Die Welt ist in Aufruhr. 2015 waren 60 Mio Menschen auf der Flucht, so viele Flüchtlinge gab es seit dem Zweiten Weltkrieg nicht mehr. 40 bewaffnete Konflikte wurden gezählt. «Auf globale Krisen braucht es globale Antworten», sagte deshalb Bundesrat Didier Burkhalter an der Jahreskonferenz der Entwicklungszusammenarbeit der Schweizer Direktion für Entwicklung und Zusammenarbeit vorletzten Freitag in Zürich.
Doch globale Antworten brauchen einen globalen Werkzeugkasten, weltweit gültige Ziele und Übereinkünfte, was überhaupt wie verbessert werden soll. Das haben die Vereinten Nationen (United Nations, UN) schon vor zwanzig Jahren verstanden und in der Folge die Millenium-Entwicklungsziele definiert. Die Millenium-Ziele werden nun von den nachhaltigen Entwicklungszielen (auf Englisch Sustainable Development Goals, SDGs) abgelöst.
Das neue Zielsystem besteht aus 17 Zielkategorien mit 169 Unterzielen und soll für die nächsten 15 Jahre vorgeben, wie sich die Welt entwickeln kann. Drei der 17 Hauptziele haben direkt mit der Land- und Ernährungswirtschaft zu tun:
Ziel 2: Hunger beenden, Ernährungssicherheit und eine bessere Ernährung erreichen und eine nachhaltige Landwirtschaft fördern.
Dazu soll unter anderem die Produktivität in der Landwirtschaft verdoppelt werden. Damit verbunden wären steigende Einkommen für Klein- und Selbstversorgungsbauern und ihre Frauen. Zusätzlich sollen negative Einflüsse von staatlichen Subventionen auf Weltagrarmärkte abgefedert werden. Die Länder sind deshalb aufgefordert, bis 2030 jede Form von Exportsubventionen abzuschaffen. Ausserdem strebt man an, die genetische Vielfalt der lokalen Landwirtschaft nicht nur zu erhalten, sondern auch zusätzlich zu fördern.
Ziel 12: Für nachhaltige Konsum- und Produktionsmuster sorgen.

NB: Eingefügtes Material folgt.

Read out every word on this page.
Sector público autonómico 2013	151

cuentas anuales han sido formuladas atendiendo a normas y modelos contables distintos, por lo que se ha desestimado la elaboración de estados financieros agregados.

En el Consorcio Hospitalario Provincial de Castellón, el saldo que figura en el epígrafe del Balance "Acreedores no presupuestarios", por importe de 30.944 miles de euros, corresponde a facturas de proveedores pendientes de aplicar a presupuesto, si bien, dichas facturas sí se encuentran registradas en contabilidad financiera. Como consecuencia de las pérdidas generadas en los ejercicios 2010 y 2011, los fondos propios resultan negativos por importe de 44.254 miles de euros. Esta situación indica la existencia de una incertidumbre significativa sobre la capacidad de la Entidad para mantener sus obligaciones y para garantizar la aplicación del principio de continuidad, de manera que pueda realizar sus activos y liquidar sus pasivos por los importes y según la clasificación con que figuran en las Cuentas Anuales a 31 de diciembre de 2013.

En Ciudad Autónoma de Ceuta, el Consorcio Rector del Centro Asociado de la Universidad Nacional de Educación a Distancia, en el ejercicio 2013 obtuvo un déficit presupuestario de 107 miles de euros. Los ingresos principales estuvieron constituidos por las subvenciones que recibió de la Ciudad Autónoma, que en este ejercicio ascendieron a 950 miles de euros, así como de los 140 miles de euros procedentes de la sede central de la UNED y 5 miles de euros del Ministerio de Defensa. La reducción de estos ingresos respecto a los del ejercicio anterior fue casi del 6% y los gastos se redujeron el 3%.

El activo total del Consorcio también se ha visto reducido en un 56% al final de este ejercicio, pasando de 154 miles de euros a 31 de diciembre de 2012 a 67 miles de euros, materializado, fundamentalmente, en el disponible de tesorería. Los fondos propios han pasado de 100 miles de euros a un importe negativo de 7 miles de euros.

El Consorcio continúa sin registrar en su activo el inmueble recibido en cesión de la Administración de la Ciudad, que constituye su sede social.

Bis 2030 sollen die natürlichen Ressourcen nachhaltig bewirtschaftet werden können. Ausserdem sollen Lebensmittelverluste bis 2030 um die Hälfte reduziert werden (heute werden 30 bis 50% der hergestellten Nahrungsmittel ungenutzt wieder entsorgt).
Ziel 15: Landökosysteme schützen, wiederherstellen und ihre nachhaltige Nutzung fördern, Wälder nachhaltig bewirtschaften, Wüstenbildung bekämpfen, Bodenverschlechterung stoppen und umkehren und den Biodiversitätsverlust stoppen.
Die Ökosysteme in den Berggebieten sollen erhalten und gestärkt werden.
Die SDGs nehmen dabei nicht nur die weniger entwickelten Länder in die Pflicht, sondern auch die Industrienationen wie die Schweiz. Kritiker bemängeln, dass die Fülle an Zielen und Unterzielen praxisuntauglich sei. Der UNO-Generalsekretär Ban Ki-Moon kann diese Kritik nachvollziehen, wie er in seiner Rede sagte. «Aber die Zivilgesellschaft hat auf die Visionen und Ziele der politischen und wirtschaftlichen Führer zu reagieren.» Seiner Meinung nach habe jeder Bürger die Verantwortung, auf die nachhaltigen Entwicklungsziele zu reagieren und sich an der Entwicklung zu beteiligen.
In der Schweiz beginnt nun ein Prozess der «Übersetzungsarbeit», wie der Sonderbeauftragte des Bundesrats für globale nachhaltige Entwicklung, Michael Gerber, sagte. Dabei soll aus den 169 Unterzielen die für die Schweiz relevanten Punkte konkretisiert werden. Man rechnet damit, dass dies zwei Jahre dauern wird.